Витек рассмеялся от души, как будто ему рассказали остроумный или скабрезный анекдот.
– Я, Катюш, хотел купить килограмма четыре сосисок, – сказал он.
– Нет, сейчас не могу. Вечером заходи. Мне еще людей кормить. Останется, отдам, – и уже остыв, покачала головой. – И куда тебе столько? Семьи нет, детей нет.

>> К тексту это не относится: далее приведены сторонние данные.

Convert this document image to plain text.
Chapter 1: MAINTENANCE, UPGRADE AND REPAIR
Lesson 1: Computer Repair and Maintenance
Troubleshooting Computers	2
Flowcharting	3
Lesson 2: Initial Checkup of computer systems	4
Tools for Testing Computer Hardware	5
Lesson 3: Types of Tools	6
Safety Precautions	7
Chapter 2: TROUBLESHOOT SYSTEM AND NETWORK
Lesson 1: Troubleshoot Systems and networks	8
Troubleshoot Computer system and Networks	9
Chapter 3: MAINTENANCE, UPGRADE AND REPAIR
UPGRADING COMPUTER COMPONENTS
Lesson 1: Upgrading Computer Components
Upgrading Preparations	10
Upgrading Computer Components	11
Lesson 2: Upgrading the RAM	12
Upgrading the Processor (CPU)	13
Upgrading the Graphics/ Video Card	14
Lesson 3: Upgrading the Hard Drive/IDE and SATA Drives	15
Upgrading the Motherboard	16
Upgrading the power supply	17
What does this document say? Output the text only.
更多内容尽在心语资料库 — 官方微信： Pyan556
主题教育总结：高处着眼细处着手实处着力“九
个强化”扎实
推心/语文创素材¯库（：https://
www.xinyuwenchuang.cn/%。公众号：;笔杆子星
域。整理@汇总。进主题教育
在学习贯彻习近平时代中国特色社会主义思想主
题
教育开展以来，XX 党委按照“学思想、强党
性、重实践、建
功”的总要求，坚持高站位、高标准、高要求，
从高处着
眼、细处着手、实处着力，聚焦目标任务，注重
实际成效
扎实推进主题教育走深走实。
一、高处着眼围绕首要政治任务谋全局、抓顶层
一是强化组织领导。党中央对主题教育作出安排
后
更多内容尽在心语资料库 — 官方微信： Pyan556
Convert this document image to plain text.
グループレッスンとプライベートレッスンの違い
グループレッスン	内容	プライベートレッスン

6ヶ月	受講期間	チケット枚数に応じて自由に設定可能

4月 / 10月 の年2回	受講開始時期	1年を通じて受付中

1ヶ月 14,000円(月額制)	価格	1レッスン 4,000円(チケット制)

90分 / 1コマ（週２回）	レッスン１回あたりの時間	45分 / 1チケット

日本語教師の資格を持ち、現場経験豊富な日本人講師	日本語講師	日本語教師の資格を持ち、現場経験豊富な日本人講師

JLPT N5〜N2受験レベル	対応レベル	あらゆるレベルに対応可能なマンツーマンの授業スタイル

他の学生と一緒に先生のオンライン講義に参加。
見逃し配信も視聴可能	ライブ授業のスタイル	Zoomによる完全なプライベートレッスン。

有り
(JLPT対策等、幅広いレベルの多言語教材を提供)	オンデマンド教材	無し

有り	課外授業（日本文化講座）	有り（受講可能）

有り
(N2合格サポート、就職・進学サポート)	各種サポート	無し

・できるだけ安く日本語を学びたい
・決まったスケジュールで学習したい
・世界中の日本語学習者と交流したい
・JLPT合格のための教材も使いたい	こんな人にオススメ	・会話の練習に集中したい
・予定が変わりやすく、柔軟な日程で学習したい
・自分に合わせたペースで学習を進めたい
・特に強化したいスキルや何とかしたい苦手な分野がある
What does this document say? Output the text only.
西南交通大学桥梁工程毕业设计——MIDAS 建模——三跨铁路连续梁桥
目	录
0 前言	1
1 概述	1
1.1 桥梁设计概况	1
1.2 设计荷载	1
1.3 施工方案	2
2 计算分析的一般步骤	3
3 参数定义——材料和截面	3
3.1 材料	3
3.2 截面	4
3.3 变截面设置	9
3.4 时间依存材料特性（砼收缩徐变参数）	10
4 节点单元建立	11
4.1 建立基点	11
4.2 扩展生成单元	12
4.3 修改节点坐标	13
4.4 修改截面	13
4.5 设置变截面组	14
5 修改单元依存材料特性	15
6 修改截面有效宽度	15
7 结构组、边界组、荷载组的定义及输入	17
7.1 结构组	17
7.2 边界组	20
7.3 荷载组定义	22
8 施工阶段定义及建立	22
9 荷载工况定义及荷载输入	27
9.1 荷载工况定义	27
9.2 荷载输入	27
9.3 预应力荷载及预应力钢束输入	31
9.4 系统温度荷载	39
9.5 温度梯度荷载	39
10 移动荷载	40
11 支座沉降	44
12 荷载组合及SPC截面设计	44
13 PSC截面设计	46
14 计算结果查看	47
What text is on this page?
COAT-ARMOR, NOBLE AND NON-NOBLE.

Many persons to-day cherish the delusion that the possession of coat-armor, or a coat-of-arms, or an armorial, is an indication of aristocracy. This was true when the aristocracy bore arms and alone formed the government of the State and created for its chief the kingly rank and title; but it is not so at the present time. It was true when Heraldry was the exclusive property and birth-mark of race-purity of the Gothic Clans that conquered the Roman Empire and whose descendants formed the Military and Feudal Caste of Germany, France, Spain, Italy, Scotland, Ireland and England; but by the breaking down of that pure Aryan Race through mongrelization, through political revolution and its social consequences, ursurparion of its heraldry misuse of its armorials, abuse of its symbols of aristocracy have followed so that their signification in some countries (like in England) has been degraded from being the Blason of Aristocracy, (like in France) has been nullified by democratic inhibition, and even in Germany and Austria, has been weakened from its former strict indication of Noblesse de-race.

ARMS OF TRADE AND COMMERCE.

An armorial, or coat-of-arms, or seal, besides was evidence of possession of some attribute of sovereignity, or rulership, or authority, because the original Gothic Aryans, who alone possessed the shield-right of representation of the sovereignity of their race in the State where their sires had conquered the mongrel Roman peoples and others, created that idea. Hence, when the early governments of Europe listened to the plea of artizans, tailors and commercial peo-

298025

Собак кормить, что ли?
Так как было уже четверть первого и заканчивалось обеденное время, Сергей двинулся обратно в обход цехов мимо уснувшего оранжевого погрузчика, земляной насыпи у рва, мимо грандиозного охряного подиума из светлого огнеупорного кирпича, не цельного, с полостными пустотами овальной формы и изразцовыми кромками. Уже много раз прокладывал он этот маршрут, не ища других, свыкся с его приметами, с невзрачными деталями. Железные врата в стенах были распахнуты, и в образовавшейся бреши – огромный сводчатый зал, пустынно-чистый, безмолвный. Глубокий зоб или колоссальный карман. Сергею представилось, каким будет будущий цех, как исчезнут размах, простота и свобода, уступив пространство станкам, подъемным механизмам, лебедкам. Как свернется в четыре складки прежняя раскройка площади.